At present, the adjustment of the surface strain of the catalyst mainly relies on the deposition of platinum on the surface of another material (the formation of a core-shell structure).

How to achieve precise and continuous regulation of the surface strain of platinum catalysts is a challenging problem that has attracted much attention and urgently needs to be solved in the field of catalysis.

Link to the paper: https://www.nature.com/articles/s41586-021-03870-z

More about Jin:

Jin is a professor and an academic supervisor for PhD students at XJTU. He became a staff member of the XJTU Frontier Institute of Science and Technology in March 2012 and joined the State Key Laboratory of Multiphase Flow in Power Engineering in 2016.

Jin was selected for the XJTU Plan for the Cultivation of Young Leading Talents in 2016, Shaanxi Provincial Plan for the Cultivation of Young Leading Talents in Universities in 2018, and the 2020 Elsevier Annual List of Highly Cited Chinese Researchers in 2021.

Jin has published over 60 research papers in major international journals such as Nature, Angew.

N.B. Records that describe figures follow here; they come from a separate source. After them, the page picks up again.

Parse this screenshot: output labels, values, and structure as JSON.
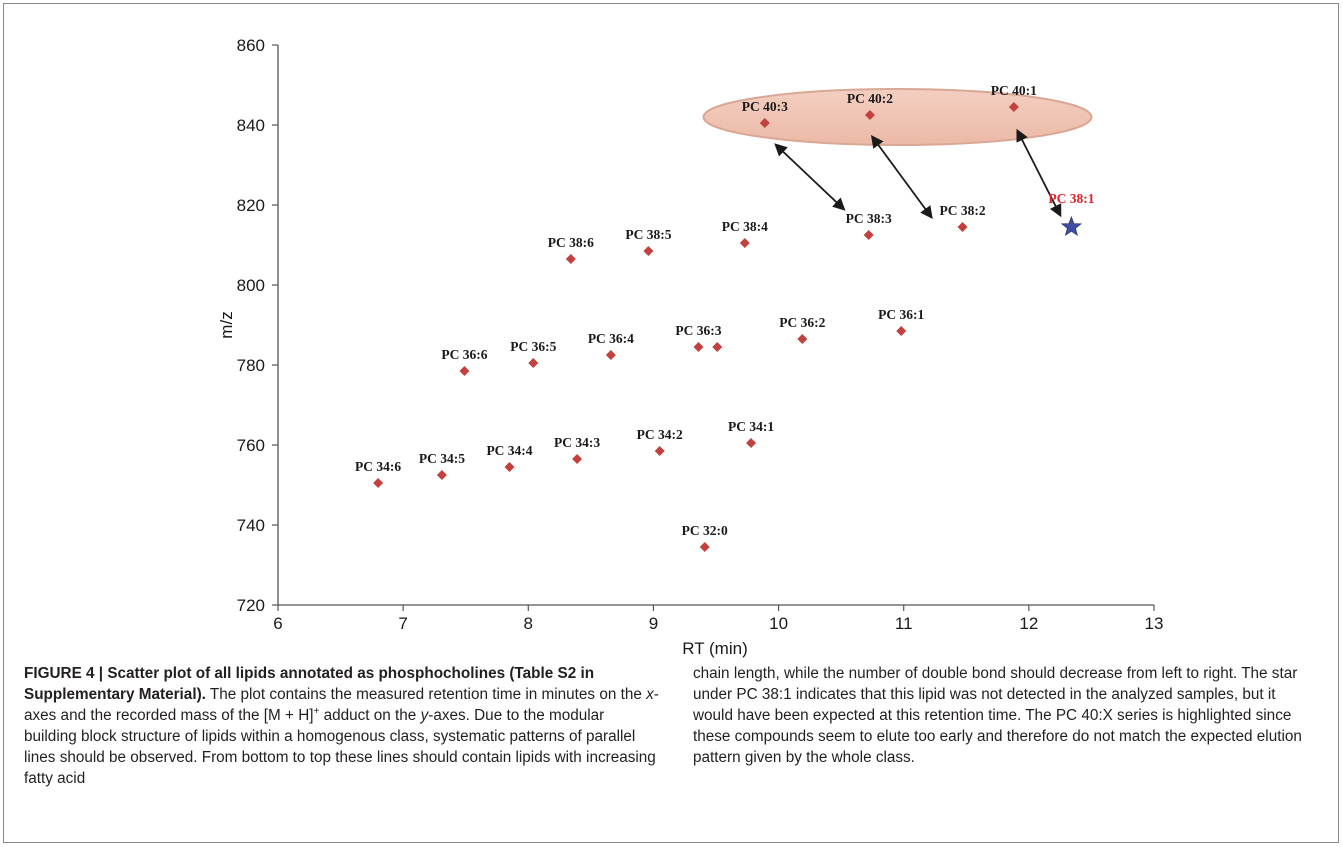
{
  "chart_data": {
    "type": "scatter",
    "xlabel": "RT (min)",
    "ylabel": "m/z",
    "xlim": [
      6,
      13
    ],
    "ylim": [
      720,
      860
    ],
    "xticks": [
      6,
      7,
      8,
      9,
      10,
      11,
      12,
      13
    ],
    "yticks": [
      720,
      740,
      760,
      780,
      800,
      820,
      840,
      860
    ],
    "grid": false,
    "points": [
      {
        "label": "PC 34:6",
        "x": 6.8,
        "y": 750.5
      },
      {
        "label": "PC 34:5",
        "x": 7.31,
        "y": 752.5
      },
      {
        "label": "PC 34:4",
        "x": 7.85,
        "y": 754.5
      },
      {
        "label": "PC 34:3",
        "x": 8.39,
        "y": 756.5
      },
      {
        "label": "PC 34:2",
        "x": 9.05,
        "y": 758.5
      },
      {
        "label": "PC 34:1",
        "x": 9.78,
        "y": 760.5
      },
      {
        "label": "PC 32:0",
        "x": 9.41,
        "y": 734.5
      },
      {
        "label": "PC 36:6",
        "x": 7.49,
        "y": 778.5
      },
      {
        "label": "PC 36:5",
        "x": 8.04,
        "y": 780.5
      },
      {
        "label": "PC 36:4",
        "x": 8.66,
        "y": 782.5
      },
      {
        "label": "PC 36:3",
        "x": 9.36,
        "y": 784.5
      },
      {
        "label": "",
        "x": 9.51,
        "y": 784.5
      },
      {
        "label": "PC 36:2",
        "x": 10.19,
        "y": 786.5
      },
      {
        "label": "PC 36:1",
        "x": 10.98,
        "y": 788.5
      },
      {
        "label": "PC 38:6",
        "x": 8.34,
        "y": 806.5
      },
      {
        "label": "PC 38:5",
        "x": 8.96,
        "y": 808.5
      },
      {
        "label": "PC 38:4",
        "x": 9.73,
        "y": 810.5
      },
      {
        "label": "PC 38:3",
        "x": 10.72,
        "y": 812.5
      },
      {
        "label": "PC 38:2",
        "x": 11.47,
        "y": 814.5
      },
      {
        "label": "PC 40:3",
        "x": 9.89,
        "y": 840.5
      },
      {
        "label": "PC 40:2",
        "x": 10.73,
        "y": 842.5
      },
      {
        "label": "PC 40:1",
        "x": 11.88,
        "y": 844.5
      }
    ],
    "expected_point": {
      "label": "PC 38:1",
      "x": 12.34,
      "y": 814.5,
      "marker": "star",
      "color": "#3f4ea3",
      "label_color": "#e41f26"
    },
    "highlight": {
      "label_group": "PC 40:X",
      "x_range": [
        9.4,
        12.5
      ],
      "y_range": [
        835,
        849
      ],
      "color": "#f0c4b5"
    },
    "arrows": [
      {
        "from": [
          10.52,
          819
        ],
        "to": [
          9.98,
          835
        ]
      },
      {
        "from": [
          11.22,
          817
        ],
        "to": [
          10.75,
          837
        ]
      },
      {
        "from": [
          12.25,
          817.5
        ],
        "to": [
          11.91,
          838.5
        ]
      }
    ],
    "marker_color": "#c2403d"
  },
  "caption": {
    "figure_label": "FIGURE 4 | ",
    "bold_title": "Scatter plot of all lipids annotated as phosphocholines (Table S2 in Supplementary Material).",
    "p1": " The plot contains the measured retention time in minutes on the ",
    "x_italic": "x",
    "p2": "-axes and the recorded mass of the [M + H]",
    "sup": "+",
    "p3": " adduct on the ",
    "y_italic": "y",
    "p4": "-axes. Due to the modular building block structure of lipids within a homogenous class, systematic patterns of parallel lines should be observed. From bottom to top these lines should contain lipids with increasing fatty acid",
    "p5": "chain length, while the number of double bond should decrease from left to right. The star under PC 38:1 indicates that this lipid was not detected in the analyzed samples, but it would have been expected at this retention time. The PC 40:X series is highlighted since these compounds seem to elute too early and therefore do not match the expected elution pattern given by the whole class."
  }
}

Chem. Int. Ed. and Nat. Commun. Eight of them have been on the list of SCI highly cited papers and have been cited over 7,000 times in total.

Jin has been invited by the International Union of Materials Research Societies and the Chinese Chemical Society to present his reports five times. He has been in charge of four research projects associated with the National Natural Science Foundation of China, and possesses three specific Chinese invention patents and a US patent.